Calentamiento adecuado
Técnica de nado correcta
Alternar estilos de natación
Adaptación progresiva al entrenamiento
Fortalecimiento muscular
Prepara el cuerpo y disminuye las lesiones
Evita lesiones y mejora tu rendimiento
Detiene sobrecargas con gestos al variar estilos
Ayuda a acostumbrar al cuerpo y evitar fatiga repentina
Dále apoyo a las articulaciones con músculos fuertes
El tratamiento para las lesiones en natación comienza con fisioterapia. Incluye ejercicios de fortalecimiento y estiramiento. Esto ayuda a superar debilidades musculares que afectan al nadador. El objetivo final es recuperar la fuerza y flexibilidad de la articulación. Así se logra volver al estado inicial y evitar nuevas lesiones.
Los fisioterapeutas son clave en el tratamiento de lesiones comunes en natación. Ayudan con problemas como el síndrome subacromial o la tendinitis. Ofrecen prevención, readaptación deportiva, y seguimiento. Este cuidado completo acelera la recuperación del nadador.
En ocasiones necesarias, si la lesión es muy grave, se puede necesitar cirugía. Pero sea cual sea el caso, es clave que un médico especialista valore la lesión. Esto asegura un tratamiento personalizado para cada nadador. Trabajar con fisioterapeutas expertos en lesiones deportivas mejora la técnica de nado y previene lesiones. El fortalecimiento muscular y la flexibilidad son esenciales para la recuperación.
Las lesiones más comunes en natación afectan los hombros, con un 50-60% de incidencia. Luego, siguen lesiones en la rodilla, tobillo y espalda baja.
Las lesiones en natación pueden originarse de diversas formas. Repetir movimientos muchas veces, un calentamiento o enfriamiento inadecuado son causas. Una mala ejecución técnica o no descansar lo suficiente también influyen.
El "hombro de nadador" o síndrome de pinzamiento en el hombro es común en crol y mariposa. Incluye lesiones como artritis, inestabilidad o tendinitis del manguito rotador, siendo esta última la más común.

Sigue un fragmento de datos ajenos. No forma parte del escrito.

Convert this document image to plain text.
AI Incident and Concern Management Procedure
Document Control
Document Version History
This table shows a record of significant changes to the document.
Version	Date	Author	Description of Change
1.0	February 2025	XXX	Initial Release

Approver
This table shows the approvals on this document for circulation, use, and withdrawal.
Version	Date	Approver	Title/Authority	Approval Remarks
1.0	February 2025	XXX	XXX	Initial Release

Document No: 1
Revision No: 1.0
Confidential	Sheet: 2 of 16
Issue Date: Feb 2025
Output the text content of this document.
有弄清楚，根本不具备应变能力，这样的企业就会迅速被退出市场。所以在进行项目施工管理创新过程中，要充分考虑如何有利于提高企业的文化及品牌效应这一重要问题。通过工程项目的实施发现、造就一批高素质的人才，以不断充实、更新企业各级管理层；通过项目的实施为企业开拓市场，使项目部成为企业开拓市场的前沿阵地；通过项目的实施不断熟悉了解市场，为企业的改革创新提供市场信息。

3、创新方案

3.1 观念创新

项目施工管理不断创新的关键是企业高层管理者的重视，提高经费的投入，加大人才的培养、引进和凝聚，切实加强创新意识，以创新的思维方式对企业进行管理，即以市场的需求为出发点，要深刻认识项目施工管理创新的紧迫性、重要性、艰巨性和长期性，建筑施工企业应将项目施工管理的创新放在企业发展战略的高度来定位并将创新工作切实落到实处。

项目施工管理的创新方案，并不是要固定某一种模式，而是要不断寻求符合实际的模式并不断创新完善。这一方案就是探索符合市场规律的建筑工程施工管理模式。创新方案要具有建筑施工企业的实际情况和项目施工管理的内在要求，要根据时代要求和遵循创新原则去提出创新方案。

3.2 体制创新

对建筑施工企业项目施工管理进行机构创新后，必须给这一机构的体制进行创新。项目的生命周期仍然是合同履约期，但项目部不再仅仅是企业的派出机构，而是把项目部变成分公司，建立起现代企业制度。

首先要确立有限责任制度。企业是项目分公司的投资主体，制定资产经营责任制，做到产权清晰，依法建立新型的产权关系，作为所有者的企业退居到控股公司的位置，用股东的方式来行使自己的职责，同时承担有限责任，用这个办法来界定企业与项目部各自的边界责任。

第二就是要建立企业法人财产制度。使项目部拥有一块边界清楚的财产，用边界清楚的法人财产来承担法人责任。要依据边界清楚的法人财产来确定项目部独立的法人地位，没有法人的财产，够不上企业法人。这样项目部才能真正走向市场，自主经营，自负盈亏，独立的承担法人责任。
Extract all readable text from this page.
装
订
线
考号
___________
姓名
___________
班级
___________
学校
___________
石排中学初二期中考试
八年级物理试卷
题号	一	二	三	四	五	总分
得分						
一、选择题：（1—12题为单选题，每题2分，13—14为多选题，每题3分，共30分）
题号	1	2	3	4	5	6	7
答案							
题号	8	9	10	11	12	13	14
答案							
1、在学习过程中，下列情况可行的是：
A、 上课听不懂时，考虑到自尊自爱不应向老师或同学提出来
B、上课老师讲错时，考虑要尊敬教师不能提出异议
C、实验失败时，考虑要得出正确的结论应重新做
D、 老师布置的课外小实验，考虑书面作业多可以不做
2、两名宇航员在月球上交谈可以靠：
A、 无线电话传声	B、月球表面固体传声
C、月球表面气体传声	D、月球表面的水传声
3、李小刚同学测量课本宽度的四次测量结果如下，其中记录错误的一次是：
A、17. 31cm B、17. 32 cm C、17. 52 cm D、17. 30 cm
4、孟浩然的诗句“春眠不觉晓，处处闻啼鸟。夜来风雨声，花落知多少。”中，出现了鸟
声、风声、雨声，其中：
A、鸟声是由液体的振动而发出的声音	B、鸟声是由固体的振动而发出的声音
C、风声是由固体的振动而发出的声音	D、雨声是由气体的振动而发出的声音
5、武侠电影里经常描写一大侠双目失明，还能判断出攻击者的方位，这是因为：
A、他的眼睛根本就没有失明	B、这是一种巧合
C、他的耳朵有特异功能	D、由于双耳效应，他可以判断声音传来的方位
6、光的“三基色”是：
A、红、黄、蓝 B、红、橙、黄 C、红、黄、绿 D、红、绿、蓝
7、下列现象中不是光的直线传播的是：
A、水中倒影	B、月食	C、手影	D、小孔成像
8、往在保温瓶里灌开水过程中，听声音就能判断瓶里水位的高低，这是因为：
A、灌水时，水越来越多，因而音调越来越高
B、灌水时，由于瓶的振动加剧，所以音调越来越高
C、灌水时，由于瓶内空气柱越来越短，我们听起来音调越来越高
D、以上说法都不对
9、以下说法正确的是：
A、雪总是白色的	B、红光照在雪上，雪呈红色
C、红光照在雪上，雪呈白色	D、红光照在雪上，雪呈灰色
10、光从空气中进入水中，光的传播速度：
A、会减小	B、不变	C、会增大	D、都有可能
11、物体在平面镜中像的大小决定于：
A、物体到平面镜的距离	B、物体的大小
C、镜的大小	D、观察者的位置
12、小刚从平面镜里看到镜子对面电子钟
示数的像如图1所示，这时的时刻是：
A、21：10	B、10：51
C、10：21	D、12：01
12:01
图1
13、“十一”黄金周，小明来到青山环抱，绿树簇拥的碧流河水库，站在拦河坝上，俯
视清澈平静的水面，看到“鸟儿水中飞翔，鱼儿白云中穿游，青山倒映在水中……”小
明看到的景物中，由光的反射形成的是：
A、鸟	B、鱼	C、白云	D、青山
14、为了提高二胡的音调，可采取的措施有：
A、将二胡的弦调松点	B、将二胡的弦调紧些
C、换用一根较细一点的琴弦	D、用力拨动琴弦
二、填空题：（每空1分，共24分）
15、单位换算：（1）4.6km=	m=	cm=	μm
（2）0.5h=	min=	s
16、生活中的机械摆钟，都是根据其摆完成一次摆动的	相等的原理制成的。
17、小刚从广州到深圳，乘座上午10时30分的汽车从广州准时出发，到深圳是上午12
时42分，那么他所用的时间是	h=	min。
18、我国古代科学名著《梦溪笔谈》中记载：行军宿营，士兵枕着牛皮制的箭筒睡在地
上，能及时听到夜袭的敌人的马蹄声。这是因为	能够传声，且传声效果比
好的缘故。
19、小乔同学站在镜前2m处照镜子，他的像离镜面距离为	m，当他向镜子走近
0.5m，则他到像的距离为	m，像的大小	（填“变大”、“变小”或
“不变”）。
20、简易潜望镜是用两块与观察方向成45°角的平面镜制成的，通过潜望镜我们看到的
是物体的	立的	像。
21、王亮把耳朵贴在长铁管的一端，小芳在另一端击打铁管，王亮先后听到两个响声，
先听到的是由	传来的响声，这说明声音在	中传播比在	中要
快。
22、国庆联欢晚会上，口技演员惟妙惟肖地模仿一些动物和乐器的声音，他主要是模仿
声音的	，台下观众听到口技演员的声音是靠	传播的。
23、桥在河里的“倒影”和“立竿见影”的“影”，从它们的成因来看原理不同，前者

Los nadadores pueden también padecer de epicondilitis, rodilla de nadador, lumbalgia y lesiones de cuello. Además, pueden tener tenosinovitis en los extensores del pie.
Para evitar lesiones en natación, es clave realizar un buen calentamiento. Es importante usar una técnica correcta, cambiar entre estilos y adaptarse poco a poco al entrenamiento. Además, estirar fuera del agua y fortalecer los músculos del hombro y core ayuda.
El tratamiento de lesiones en natación incluye fisioterapia con ejercicios de fortalecimiento y estiramiento. Debe solucionar debilidades musculares que influyen en la lesión. El objetivo es recuperar fuerza y flexibilidad en la articulación dañada.
Si te lesionas, busca atención médica pronto para un diagnóstico y tratamiento correcto. Trabajar con un fisioterapeuta especializado en lesiones deportivas puede mejorar la recuperación y evitar lesiones posteriores.